Now let us consider the separate page views and build a linear model for that. The model we try to fit takes the form:

$$\text{cpu_usage} = c_0 + c_1 \text{page_views}_1 + c_2 \text{page_views}_2 + \ldots + c_n \text{page_views}_n$$

where the $\text{page_views}_i$'s correspond the our different pages:


In [None]:
cpu_usage, page_views, page_names, _ = pickle_helper.load('data/cpu_page_views.pickle')

We start again by creating a [```LinearRegression```](http://scikit-learn.org/stable/modules/generated/sklearn.linear_model.LinearRegression.html#sklearn.linear_model.LinearRegression) model.

In [None]:
multi_lin_model = sklearn.linear_model.LinearRegression()

Next we fit the model on the data, using `multi_lin_model.fit(X,y)`. In contrast to the case above our `page_views` variable already has the correct shape to pass as the X matrix: it has one column per page.

In [None]:
### BEGIN SOLUTION
multi_lin_model.fit(page_views, cpu_usage)
### END SOLUTION
# multi_lin_model.fit( ? , ? )

Now, given the coefficients calculated by the model, which capture the contribution of each page view to the total CPU usage, we can start to answer some interesting questions. For example, 
which page view causes most CPU usage, on a per visit basis? 

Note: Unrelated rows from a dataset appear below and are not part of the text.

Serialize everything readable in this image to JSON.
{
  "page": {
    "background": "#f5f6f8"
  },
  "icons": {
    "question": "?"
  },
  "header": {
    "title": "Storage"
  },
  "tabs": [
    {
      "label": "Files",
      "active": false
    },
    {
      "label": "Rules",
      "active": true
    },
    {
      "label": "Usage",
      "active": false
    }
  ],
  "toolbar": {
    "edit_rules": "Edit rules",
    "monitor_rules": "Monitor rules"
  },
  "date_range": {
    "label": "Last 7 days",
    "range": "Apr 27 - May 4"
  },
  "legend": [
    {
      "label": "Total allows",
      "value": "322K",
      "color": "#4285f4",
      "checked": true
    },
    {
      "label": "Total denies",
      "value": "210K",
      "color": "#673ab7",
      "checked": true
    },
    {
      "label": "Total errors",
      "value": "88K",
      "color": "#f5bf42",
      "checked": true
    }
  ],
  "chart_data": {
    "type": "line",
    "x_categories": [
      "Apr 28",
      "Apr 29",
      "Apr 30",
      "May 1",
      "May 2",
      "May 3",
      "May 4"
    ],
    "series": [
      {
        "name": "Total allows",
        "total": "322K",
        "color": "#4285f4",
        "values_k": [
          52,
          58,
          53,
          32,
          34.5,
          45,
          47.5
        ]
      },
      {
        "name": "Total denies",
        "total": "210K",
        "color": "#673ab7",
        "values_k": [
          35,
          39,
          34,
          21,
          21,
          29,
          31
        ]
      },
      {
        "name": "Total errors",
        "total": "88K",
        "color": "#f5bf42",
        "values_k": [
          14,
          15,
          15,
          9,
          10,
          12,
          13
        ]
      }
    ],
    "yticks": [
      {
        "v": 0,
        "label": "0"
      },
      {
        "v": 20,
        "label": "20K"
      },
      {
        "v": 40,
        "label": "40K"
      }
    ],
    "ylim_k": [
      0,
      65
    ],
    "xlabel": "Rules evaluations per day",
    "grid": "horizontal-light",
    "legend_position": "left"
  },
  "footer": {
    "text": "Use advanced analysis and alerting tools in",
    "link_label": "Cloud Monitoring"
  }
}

For this we can generate a table of page names with their coefficients in descending order:

In [None]:
print('Index \t CPU (\%) \t\t Page')
print('----------------------------------------------------------')

indices = np.argsort(multi_lin_model.coef_)
for i in indices[::-1]:
    print(i, '\t', multi_lin_model.coef_[i], '\t', page_names[i])

From this table we see that 'resources/js/basket.js' consumes the most per CPU per view. It generates about 0.30% CPU load for each additional page view. 'products/science.html' on the other hand is much leaner and only consumes about 0.04% CPU per view.

Now let us investigate the constant term again.

In [None]:
print('The other processes on the server consume %.2f%%' % multi_lin_model.intercept_)

As you can see this term is very similar to the result achieved in single linear regression, but it is not entirely the same. This means that these models are not perfect. However, the seem to be able to give a reliable estimate.

## 4. Using the sklearn model to explore what-if scenarios

In the previous section we have modeled how much load each individual request generates. Now we want to use this model to simulate what-if scenarios. 

Suppose we want to minimize average CPU usage on this server by deviating traffic of only one webpage to another server, which page should we choose?

For this we simulate diverting the traffic of one page to another server. This means that for the request that is diverted the rate becomes 0, for the other requests we use the average rate.

We implement this by first calculating the `average_request_rates` using [```np.mean```](http://docs.scipy.org/doc/numpy/reference/generated/numpy.argmax.html). These `average_request_rates` are then fed to the `multi_lin_model.predict()` method but with setting each individual request rate to 0 once.

(For linear models you can also compute the result directly based on the coefficients, but this approach also works for non-linear models generated by sklearn.)

In [None]:
### BEGIN SOLUTION
average_page_views = np.mean(page_views, axis=0)
### END SOLUTION
# average_page_views = 
assert average_page_views.shape == (6,)

predicted_cpus = []

# Loop over all pages
for i in range(len(page_names)):
    # make a copy of the array to avoid overwriting
    tweaked_load = np.copy(average_page_views)
### BEGIN SOLUTION
    tweaked_load[i] = 0
    resulting_cpu = multi_lin_model.predict([tweaked_load])[0]
### END SOLUTION
    # tweaked_load[ ? ] = ?

    # Make sure to pass a 2D array to predict and we want resulting_cpu to be a single number
    # resulting_cpu = multi_lin_model.predict( ? )[0]
    predicted_cpus.append(resulting_cpu)

In [None]:
print('CPU\tCoef\tRate\tDiverted page')
print('----------------------------------------------------------')

indices = np.argsort(predicted_cpus)
for i in indices:
    print("%.3f\t%.3f\t%.3f\t%s" % (predicted_cpus[i], multi_lin_model.coef_[i], average_page_views[i], page_names[i]))

As you can see in the table above, it is best to divert the traffic of 'api/product/get.php'.

Why is the result different than the table based on the coefficient?